Com González Vargas como parceiro comum, as empresas dominicanas Madeva e Mafilo trabalham em conjunto, explicou o engenheiro florestal Abraham Maca, representante legal da La Oroza entre 2015 e 2016, quando se descobriu que o Yacu Kallpa transportava madeira de origem ilegal. Maca estava nos escritórios da Mafilo quando esta equipe jornalística entrou em contato com ele. “Se eles têm madeira, eles me emprestam, eles nos dão”, disse. “Comigo é a mesma coisa. É uma relação de amizade, mas não mais. Eu o chamo de ‘meu sócio’ porque conversamos muito e ele me ajuda muito.”. Entretanto, ao contrário do que Maca afirma, os registros oficiais mostram que Vargas González é um parceiro em ambas as empresas, e ele próprio explicou sua razão para se associar à Mafilo.

“A lógica de participar como acionista da Mafilo era a expansão”, explicou Vargas Gonzáles em respostas escritas às perguntas enviadas pela reportagem. “Tivemos a oportunidade de fazer parte de uma empresa em processo de formação por um fornecedor de longa data nosso. Naquela época, ele estava procurando crescer no mercado de Santo Domingo [na República Dominicana], já que a Madeva opera somente em Santiago [também na República Dominicana], exceto por um pedido específico de clientes em Santo Domingo.” 

O caso a seguir prova como a Madeva e a Mafilo operam juntas. Em 29 de abril de 2018, a Madeva importou do porto de Paranaguá, no Sul do Brasil, 21 toneladas de mogno (Swietenia macrophylla). O mogno é uma árvore que cresce até 70 metros de altura e está listada no Apêndice II da Convenção sobre o Comércio Internacional de Espécies Ameaçadas de Fauna e Flora Selvagens (Cites). Ao listá-la na Cites, Brasil e Peru estão informando ao mercado internacional que essa espécie está em perigo e, portanto, seu comércio exige uma verificação especial para saber se ela saiu de um plano florestal sustentável.

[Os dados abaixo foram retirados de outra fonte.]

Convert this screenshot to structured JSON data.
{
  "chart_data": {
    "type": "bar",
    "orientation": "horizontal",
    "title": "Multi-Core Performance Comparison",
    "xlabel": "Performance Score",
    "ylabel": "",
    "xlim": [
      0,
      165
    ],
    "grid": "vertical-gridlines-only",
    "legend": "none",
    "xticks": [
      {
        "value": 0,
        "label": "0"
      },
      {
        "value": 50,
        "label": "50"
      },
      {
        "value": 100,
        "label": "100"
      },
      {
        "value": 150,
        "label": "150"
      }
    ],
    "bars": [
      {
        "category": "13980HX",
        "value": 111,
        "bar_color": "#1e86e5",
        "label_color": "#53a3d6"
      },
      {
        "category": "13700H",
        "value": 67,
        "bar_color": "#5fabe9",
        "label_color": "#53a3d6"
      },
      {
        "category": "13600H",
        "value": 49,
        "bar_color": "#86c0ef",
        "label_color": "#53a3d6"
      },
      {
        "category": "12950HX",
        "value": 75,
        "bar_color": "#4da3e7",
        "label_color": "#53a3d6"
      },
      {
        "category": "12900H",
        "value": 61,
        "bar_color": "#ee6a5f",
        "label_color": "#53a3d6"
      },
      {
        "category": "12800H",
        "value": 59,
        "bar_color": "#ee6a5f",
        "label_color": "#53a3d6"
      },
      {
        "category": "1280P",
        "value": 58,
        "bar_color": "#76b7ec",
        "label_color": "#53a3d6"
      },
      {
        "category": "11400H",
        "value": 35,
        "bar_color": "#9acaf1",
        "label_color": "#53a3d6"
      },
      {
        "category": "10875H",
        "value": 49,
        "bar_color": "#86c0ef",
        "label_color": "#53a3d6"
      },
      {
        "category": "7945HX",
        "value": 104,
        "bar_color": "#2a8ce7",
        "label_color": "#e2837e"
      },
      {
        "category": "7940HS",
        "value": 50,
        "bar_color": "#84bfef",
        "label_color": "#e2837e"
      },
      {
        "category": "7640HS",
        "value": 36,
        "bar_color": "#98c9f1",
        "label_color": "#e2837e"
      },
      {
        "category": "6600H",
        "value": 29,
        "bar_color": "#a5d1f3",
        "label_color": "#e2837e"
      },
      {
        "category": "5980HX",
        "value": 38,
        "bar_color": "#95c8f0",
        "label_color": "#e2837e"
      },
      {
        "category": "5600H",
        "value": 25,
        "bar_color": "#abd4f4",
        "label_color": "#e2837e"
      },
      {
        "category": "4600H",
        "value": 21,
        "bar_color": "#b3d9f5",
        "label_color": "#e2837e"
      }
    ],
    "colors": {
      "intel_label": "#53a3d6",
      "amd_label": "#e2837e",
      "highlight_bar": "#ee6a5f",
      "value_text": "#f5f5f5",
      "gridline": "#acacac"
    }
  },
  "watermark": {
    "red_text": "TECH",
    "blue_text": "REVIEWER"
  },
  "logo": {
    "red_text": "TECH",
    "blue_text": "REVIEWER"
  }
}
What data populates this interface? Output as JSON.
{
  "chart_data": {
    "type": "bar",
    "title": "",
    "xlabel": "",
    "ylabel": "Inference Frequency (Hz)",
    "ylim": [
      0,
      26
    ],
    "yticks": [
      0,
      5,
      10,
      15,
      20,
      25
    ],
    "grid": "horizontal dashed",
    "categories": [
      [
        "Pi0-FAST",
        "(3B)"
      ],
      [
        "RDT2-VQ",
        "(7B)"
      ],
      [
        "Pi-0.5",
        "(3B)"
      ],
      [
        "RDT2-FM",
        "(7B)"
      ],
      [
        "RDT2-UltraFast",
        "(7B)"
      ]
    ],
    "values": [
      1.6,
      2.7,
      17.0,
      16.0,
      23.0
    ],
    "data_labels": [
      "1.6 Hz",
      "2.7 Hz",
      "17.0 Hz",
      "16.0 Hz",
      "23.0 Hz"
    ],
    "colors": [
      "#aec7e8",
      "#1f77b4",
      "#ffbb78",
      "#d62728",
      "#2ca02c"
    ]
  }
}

O mogno aparece de maneira significativa apenas no limite sul da floresta amazônica, do estado do Pará ao leste do Peru, de acordo com um relatório apresentado em 2013 pelos cientistas Mark Schulze, da Universidade da Flórida, e James Grogan, da Universidade Yale, à Organização Internacional de Madeiras Tropicais (OIMT).

O Ministério do Meio Ambiente da República Dominicana informou que a empresa importadora que desejar trazer madeira de espécies listadas na Cites, como cedro ou mogno, deve obter uma licença da Diretoria de Biodiversidade do Ministério e apresentar a ela um “parecer de extração não degradante” emitido pela autoridade da Cites do país de origem. A Diretoria de Biodiversidade informou que de fato registrou a Madeva como importadora de mogno do Brasil e, portanto, presumivelmente esta apresentou a licença do Cites.

Entretanto, a Madeva serviu apenas de ponte para a Mafilo. De acordo com a documentação detalhada da alfândega dominicana, a primeira endossou a carga para a segunda por um valor de US$ 29 mil.